JYLLANDS-POSTEN
Muhammad cartoon editor gets Norway prize
Jyllands-Posten editor Flemming Rose, who was behind the controversial 2005 publication of Prophet Muhammad cartoons, is being honoured by a Norwegian free speech group.
Published: 31 August 2015 10:47 CEST
Flemming Rose. Photo: Søren Bidstrup/Scanpix
Danish newspaper editor Flemming Rose will receive 100,000 Norwegian kroner (roughly 80,000 Danish kroner) from the free speech group Fritt Ord for his “steadfast defence of free speech” over the past decade.
Fritt Ord wrote in a press release Monday that Rose has consistently pushed forward the notion of free speech as a basic human right.

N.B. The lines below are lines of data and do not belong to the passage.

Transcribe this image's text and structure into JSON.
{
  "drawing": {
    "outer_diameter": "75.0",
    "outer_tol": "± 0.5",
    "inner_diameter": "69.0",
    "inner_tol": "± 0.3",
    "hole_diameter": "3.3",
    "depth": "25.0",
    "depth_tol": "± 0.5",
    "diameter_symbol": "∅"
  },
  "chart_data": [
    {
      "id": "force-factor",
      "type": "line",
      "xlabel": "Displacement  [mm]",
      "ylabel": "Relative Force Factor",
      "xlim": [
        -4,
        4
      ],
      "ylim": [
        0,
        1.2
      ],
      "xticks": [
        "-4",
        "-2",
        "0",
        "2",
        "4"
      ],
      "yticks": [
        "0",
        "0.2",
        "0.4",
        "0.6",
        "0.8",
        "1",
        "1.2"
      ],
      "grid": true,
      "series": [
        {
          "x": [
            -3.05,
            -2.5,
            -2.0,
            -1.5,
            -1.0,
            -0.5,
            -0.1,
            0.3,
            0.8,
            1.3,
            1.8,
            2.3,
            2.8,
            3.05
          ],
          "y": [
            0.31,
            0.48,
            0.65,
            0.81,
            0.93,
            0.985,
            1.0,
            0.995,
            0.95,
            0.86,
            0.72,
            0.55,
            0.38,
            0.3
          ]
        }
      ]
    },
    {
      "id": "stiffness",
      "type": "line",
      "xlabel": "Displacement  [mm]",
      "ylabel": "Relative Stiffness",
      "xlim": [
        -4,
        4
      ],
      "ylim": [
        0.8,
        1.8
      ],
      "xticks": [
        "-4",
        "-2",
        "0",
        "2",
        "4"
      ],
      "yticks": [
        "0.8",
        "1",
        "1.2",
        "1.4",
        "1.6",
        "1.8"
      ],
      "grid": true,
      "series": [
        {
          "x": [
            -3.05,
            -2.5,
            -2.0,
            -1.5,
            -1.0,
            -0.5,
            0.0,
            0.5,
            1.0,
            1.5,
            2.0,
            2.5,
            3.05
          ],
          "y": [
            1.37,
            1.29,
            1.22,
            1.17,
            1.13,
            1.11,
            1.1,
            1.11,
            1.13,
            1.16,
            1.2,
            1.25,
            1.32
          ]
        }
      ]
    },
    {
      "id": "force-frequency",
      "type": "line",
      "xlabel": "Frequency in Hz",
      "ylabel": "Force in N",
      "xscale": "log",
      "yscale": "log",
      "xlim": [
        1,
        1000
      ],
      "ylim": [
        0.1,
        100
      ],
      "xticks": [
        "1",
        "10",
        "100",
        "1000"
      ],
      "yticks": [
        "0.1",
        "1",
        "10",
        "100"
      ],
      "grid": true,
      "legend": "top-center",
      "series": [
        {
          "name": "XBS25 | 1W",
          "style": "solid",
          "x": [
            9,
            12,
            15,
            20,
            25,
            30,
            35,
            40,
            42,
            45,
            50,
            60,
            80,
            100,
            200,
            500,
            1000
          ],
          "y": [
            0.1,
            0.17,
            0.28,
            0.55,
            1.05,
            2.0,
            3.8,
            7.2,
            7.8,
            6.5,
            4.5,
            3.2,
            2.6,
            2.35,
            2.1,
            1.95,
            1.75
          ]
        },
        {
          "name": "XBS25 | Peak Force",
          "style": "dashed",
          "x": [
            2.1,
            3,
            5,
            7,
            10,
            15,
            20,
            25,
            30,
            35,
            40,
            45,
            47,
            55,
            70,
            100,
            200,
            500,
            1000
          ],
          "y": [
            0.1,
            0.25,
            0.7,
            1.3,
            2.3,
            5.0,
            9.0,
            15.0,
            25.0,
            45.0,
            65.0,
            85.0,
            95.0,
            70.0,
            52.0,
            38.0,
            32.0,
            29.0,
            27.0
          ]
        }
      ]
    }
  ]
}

“On September 30, 2005 Jyllands-Posten published a page with 12 different cartoons, each of them caricatures of the prophet Muhammad. That was the start of one of the most important debates over freedom of expression in modern times. Ten years later, it is still not finished,” the group wrote.

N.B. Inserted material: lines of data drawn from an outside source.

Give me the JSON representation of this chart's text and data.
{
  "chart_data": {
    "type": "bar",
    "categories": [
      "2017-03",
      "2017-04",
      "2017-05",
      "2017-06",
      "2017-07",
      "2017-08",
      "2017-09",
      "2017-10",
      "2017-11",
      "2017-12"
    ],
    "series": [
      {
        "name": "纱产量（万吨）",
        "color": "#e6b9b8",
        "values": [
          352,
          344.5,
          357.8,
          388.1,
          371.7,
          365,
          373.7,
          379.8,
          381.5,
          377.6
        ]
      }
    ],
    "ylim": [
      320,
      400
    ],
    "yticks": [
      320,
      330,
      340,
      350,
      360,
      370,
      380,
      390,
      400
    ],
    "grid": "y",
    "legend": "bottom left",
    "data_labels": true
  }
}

Rose currently serves as Jyllands-Posten’s foreign editor but was the culture editor who commissioned the Muhammad cartoons. He was very vocal in the aftermath of January’s Charlie Hebdo attacks in January and has been a frequent presence in the international media speaking about threats against the freedom of speech.
Both Jyllands-Posten and Rose personally have been under police protection since the Muhammad cartoons were published.
Rose will be honoured by Fritt Ord along with Norwegian journalist Vebjørn Selbekk, who as the editor-in-chief of Magazinet republished the Muhammad caricatures in 2006. Earlier this year, he released the book ‘Fyktens makt’ (The Power of Fear) about the publication’s effects on Norway.
Rose too is due to release a book looking back on the decade that followed the Jyllands-Posten cartoons. That book,' Hymne til friheden' (Hymns to Freedom), comes out in September. Rose also wrote the book ‘The Tyranny of Silence’, which detailed his reasoning for publishing the cartoons.
Rose and Selbekk will receive their prize sometime in September, Fritt Ord said.
Rose was also unsuccessfully nominated for the Nobel Peace Prize earlier this year by a Norwegian MP. The Danish press club awarded him its annual Publicistpris for “being a strong and central actor in the international debate about freedom of speech.”